Council should stand aside from steel rail
The City Council has rejected by a tie vote a proposed endorsement of steel rail as the technology for the mass transit system.
While a quizzical City Council looks on, the city remains on track to go forward with design and construction of a mass transit system. Council members are divided on which technology to use but their failure to endorse should not delay the project. The Council yielded that decision to a panel of experts who chose a steel-wheel rail line and it should not even try to overturn the panel's decision.
With anti-transit Councilwoman Barbara Marshall absent because of a family emergency, the eight Council members were evenly divided on whether to endorse steel. Only two members voted for a bewildering bill naming three technologies -- rail, rubber-tire and magnetic levitation.

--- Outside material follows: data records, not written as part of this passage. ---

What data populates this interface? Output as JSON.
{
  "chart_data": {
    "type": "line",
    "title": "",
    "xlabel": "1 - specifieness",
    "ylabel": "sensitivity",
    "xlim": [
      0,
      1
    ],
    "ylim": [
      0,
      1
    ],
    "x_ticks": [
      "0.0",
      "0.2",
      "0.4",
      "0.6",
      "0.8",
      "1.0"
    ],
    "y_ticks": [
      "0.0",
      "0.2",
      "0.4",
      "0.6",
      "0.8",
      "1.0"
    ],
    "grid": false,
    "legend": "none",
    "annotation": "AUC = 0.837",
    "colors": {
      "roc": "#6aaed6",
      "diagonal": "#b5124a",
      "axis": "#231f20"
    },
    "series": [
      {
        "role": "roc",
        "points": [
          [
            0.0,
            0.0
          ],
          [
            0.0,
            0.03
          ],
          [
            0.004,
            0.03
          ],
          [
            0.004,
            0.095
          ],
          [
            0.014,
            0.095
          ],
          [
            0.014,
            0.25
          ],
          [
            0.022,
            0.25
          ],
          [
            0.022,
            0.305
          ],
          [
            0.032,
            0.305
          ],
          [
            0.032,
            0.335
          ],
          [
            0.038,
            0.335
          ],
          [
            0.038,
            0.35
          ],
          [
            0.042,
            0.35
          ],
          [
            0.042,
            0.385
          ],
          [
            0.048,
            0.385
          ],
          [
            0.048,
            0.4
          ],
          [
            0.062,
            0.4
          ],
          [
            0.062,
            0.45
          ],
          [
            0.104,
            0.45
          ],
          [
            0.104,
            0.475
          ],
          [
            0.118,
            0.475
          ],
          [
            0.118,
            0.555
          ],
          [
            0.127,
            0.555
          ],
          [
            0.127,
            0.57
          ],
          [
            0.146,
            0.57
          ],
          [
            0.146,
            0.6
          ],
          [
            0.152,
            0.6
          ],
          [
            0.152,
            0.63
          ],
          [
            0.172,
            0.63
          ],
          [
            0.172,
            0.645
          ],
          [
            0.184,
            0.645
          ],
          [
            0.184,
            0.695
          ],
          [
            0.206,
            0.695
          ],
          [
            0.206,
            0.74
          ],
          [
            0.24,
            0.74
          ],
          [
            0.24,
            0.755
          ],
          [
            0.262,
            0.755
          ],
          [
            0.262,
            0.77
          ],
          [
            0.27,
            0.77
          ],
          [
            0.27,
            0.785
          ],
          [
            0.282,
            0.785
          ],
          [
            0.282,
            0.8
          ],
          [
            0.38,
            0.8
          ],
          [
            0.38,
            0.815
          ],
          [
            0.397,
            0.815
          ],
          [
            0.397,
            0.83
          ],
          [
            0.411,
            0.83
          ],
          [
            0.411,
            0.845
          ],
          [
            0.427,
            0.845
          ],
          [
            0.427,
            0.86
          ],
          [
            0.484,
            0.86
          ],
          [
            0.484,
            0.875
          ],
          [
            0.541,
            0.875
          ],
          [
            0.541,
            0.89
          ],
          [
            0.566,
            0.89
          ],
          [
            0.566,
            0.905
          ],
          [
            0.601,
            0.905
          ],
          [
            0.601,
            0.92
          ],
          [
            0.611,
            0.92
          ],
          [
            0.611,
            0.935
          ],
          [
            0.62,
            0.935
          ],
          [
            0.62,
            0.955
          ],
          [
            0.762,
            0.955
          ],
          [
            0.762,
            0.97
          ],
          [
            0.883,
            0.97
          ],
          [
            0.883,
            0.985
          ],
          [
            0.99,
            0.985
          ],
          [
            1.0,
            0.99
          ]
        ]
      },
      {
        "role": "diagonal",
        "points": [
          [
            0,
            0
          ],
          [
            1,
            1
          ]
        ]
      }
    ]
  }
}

The Council is likely to remain irrelevant, mired in what Mayor Mufi Hannemann accurately described as "a state of chaos and confusion." He said he has told his director of transportation services to begin inserting steel as the chosen technology in the draft environmental impact statement. .
Councilman Romy M. Cachola, who has supported the transit system, voted against the steel-technology endorsement because of his concerns about noise and its effect on property values near the rail line. Lawrence Spurgeon, an environmental engineer at Parsons Brinckerhoff Quade & Douglas, a subcontractor for the project, says "there is almost no difference between the technologies in the noise generated."

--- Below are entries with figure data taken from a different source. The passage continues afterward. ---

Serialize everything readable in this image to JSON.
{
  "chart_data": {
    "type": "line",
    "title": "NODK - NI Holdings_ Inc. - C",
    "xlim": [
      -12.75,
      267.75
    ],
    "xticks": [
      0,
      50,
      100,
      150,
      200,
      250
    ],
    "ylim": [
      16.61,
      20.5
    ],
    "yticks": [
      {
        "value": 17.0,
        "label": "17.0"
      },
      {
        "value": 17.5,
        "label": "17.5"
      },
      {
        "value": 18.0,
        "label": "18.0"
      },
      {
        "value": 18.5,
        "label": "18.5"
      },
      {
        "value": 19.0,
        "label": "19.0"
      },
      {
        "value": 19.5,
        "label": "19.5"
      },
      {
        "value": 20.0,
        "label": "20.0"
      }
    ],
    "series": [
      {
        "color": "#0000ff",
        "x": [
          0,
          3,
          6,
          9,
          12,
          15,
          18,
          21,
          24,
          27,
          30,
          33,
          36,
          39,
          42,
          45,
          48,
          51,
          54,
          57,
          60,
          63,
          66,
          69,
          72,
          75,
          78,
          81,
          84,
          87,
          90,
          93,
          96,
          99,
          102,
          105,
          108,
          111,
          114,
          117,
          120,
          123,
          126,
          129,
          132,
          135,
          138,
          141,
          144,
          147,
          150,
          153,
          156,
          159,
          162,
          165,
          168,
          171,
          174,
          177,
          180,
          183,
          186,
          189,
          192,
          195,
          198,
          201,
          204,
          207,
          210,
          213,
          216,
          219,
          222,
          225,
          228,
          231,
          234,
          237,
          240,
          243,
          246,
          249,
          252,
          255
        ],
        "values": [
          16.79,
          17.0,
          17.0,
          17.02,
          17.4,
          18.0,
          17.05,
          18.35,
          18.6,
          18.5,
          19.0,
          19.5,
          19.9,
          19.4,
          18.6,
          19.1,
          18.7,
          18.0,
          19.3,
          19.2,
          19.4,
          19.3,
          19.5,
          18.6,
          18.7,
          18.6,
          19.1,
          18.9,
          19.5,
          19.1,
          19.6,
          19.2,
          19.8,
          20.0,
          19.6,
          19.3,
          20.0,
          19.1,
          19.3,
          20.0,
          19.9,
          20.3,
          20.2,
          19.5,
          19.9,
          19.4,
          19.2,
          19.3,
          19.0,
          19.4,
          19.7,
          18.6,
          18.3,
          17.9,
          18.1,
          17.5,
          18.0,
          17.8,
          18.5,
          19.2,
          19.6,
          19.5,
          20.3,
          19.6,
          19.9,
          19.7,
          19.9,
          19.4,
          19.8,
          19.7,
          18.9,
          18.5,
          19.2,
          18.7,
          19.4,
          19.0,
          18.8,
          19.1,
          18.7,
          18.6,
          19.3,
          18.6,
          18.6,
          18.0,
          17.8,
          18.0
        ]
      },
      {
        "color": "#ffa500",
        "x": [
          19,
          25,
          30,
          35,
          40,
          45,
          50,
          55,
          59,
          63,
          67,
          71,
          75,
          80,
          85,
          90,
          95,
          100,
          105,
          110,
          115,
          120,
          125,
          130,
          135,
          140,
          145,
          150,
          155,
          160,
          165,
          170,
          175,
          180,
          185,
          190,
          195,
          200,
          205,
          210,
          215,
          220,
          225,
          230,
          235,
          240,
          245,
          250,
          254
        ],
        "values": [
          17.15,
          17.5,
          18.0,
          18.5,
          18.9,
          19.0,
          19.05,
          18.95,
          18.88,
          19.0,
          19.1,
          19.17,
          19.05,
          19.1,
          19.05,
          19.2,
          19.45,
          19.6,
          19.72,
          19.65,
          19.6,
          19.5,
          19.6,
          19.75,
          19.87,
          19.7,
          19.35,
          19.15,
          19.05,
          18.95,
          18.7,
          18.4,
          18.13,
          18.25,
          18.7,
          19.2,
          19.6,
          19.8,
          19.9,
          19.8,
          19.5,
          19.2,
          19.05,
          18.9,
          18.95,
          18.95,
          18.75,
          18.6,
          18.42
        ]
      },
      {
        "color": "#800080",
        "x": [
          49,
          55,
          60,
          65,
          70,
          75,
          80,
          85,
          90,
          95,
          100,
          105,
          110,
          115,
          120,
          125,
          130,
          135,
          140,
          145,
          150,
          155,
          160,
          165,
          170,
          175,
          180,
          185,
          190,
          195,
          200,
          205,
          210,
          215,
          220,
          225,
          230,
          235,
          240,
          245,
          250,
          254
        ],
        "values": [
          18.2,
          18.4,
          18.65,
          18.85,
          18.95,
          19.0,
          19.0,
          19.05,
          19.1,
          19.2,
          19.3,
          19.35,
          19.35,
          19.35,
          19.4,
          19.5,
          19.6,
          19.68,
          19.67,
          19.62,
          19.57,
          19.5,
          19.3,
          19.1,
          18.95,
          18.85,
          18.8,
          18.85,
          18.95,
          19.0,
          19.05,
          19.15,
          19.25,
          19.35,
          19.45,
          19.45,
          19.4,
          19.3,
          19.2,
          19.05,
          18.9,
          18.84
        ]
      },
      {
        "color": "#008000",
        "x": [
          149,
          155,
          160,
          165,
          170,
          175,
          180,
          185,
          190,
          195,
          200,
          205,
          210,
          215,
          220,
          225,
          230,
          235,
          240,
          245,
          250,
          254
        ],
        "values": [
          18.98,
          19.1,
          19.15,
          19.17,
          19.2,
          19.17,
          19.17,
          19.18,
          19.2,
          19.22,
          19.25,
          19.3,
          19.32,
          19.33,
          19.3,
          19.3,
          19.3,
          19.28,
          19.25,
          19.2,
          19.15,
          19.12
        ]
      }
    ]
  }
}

The project received an important boost last month when Rep. James Oberstar, D-Minn., chairman of the House Transportation and Infrastructure Committee, promised to support $900 million in federal funds for the $3.8 billion project. After touring the route by helicopter, he said it "would be the most efficient light-rail project in the country. It is essential to undertake this project." Oberstar's counterpart in the Senate is Daniel Inouye.